I found books intimidating as a kid. All books. The words inside them, of course. Poetic words were especially daunting. But I do remember being impressed at some point by the poems my peers published in the school literary magazine—impressed less by the poems themselves than by the fact that people my age (13?) believed they could write poems. Noticing that feeling must have primed me in some way to consider the possibility of writing poems for myself. In some ways, I think I wrote my first few poems or lines of poetry just as an adolescent experiment in identity. I didn’t really have any frame of reference for what poems were, but I knew that some people thought they had value. Did I think so? And if I did, could I find a preferable self there in Poetry? The answer continued to be “no” for some time, as my early exposure in the classroom to “real” poems confirmed suspicions that literary language was not about any life I could smell, taste, or otherwise imagine and therefore must not be about me. I slowly came around to Shakespeare and to some novels, but all verse felt kind of like what Alexander Pope still feels like: elevated for unfathomable reasons, filled with rhymes like “clos’d / compos’d” and “adorn’d / mourn’d.”
I persisted in writing poems, nevertheless, for reasons I can’t quite articulate now, but I don’t think I really felt “permission” or saw a true point of egress until I read William Carlos Williams’s “This is Just to Say,” and I still remember that moment vividly.
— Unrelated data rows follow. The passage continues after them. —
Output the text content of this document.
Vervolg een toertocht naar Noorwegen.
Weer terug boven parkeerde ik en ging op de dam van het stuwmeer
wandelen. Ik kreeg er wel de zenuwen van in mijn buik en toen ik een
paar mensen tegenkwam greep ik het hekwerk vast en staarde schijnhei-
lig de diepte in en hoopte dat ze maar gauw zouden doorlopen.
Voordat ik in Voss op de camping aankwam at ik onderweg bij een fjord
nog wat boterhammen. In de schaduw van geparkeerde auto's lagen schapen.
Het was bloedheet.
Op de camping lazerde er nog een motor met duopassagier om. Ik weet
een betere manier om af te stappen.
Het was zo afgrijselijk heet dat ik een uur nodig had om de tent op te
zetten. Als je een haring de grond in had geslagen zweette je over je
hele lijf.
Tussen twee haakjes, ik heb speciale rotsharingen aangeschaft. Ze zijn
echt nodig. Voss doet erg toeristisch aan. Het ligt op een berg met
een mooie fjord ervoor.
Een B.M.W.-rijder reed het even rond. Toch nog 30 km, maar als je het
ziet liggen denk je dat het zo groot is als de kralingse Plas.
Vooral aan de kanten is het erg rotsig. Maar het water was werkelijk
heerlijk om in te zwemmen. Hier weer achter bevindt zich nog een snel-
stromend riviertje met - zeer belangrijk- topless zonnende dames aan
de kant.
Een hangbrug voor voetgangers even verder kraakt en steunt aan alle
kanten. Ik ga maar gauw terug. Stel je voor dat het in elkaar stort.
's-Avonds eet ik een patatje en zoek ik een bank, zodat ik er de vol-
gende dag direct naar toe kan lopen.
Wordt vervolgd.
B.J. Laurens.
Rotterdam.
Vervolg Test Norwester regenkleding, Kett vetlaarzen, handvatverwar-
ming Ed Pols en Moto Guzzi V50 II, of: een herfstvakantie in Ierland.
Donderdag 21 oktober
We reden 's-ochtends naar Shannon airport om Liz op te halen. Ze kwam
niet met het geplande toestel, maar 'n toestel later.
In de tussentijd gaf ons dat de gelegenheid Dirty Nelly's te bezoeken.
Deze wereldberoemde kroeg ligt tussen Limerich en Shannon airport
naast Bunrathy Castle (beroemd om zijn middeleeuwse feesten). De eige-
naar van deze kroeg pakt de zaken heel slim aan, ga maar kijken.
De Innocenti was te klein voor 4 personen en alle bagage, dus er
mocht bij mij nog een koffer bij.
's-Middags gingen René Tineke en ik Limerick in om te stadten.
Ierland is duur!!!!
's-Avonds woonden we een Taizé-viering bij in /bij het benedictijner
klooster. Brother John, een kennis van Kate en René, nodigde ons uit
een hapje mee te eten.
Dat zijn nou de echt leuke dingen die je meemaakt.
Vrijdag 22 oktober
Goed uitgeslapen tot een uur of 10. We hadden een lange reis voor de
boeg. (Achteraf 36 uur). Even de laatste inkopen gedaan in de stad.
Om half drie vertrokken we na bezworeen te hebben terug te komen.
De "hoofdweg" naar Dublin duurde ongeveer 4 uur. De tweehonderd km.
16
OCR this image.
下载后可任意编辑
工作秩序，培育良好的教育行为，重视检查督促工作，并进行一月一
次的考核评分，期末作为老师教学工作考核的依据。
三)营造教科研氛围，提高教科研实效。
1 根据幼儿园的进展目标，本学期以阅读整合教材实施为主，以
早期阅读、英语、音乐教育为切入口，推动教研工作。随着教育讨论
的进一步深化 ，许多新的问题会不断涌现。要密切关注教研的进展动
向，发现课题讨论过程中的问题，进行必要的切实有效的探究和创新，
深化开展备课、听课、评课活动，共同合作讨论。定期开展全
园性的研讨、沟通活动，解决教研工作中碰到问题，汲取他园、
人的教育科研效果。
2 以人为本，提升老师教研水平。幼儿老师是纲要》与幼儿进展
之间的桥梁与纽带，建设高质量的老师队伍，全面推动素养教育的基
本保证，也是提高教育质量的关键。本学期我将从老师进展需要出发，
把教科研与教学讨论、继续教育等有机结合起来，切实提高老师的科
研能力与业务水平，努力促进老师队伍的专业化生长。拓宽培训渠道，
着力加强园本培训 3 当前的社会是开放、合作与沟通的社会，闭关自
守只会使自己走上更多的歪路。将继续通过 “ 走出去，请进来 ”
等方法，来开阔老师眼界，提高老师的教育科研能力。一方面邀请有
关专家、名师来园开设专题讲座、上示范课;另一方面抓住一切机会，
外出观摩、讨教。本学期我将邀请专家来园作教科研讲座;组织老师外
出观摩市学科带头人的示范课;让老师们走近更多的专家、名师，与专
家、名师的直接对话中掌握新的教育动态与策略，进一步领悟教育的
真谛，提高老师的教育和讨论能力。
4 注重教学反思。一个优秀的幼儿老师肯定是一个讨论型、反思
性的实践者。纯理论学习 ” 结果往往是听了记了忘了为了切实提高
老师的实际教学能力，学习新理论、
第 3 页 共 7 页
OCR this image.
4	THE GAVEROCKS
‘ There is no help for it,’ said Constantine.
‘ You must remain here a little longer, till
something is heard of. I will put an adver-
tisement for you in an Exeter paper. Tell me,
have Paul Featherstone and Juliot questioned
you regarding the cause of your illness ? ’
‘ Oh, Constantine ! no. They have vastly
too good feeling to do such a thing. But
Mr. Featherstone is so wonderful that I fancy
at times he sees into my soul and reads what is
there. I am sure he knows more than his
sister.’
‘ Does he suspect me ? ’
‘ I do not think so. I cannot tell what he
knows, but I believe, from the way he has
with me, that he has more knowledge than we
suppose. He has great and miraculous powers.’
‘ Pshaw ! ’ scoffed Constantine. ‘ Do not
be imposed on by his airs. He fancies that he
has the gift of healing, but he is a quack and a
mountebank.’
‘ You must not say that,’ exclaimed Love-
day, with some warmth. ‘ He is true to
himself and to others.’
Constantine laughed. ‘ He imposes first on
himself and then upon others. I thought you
My English teacher told the class to flip through the Norton Anthology and find a poem that we liked. Then, he went around the room and had us explain what we thought the poem was about and why we liked it. Typically, I would have hated that sort of task, but I stumbled on the poem as if I’d stumbled into Williams’s actual kitchen. The poem’s mundanity seemed all wrong to my notion of literary propriety, but in that mild transgression—in the context of this poem that I found curiously moving—I could feel those faulty notions getting annulled. At the time, I was impressed by the spareness of the language, what I took to be the naturalness of the voice, and the documentary feeling of calling a refrigerator note a poem. But more than any of that, I was haunted by something being transacted in the poem that was harder to describe. Now, I think I’d call it the melancholy tone and the work that tone is doing to communicate something about love, absence, connection, and isolation. The poem is ultimately more about what isn’t there (the plums, the speaker, respect for the beloved’s property) than it is about what was there momentarily (the sensual pleasure of something “so sweet / and so cold” or the speaker’s remorse, however genuine). All that is really left is a way of speaking about what is passing and what has passed, about the limits of our ability to share the world even with those we love the most, dashed off with a perfunctory “just.”
How much of this—the very subtle irony of the poem’s humility, for example—was available to me in that first reading is hard to account for, but basically, I’ve never stopped thinking about this poem and the depth of the feelings and questions it prompted in me—the little vision it opened up for me. The poem gave me permission to look at poetry as an instrument for touching elements of life that I intuitively knew were there (or palpably missing) between the details of commonplace experience and just below the phenomenal clamor—a lease I’m still exploring.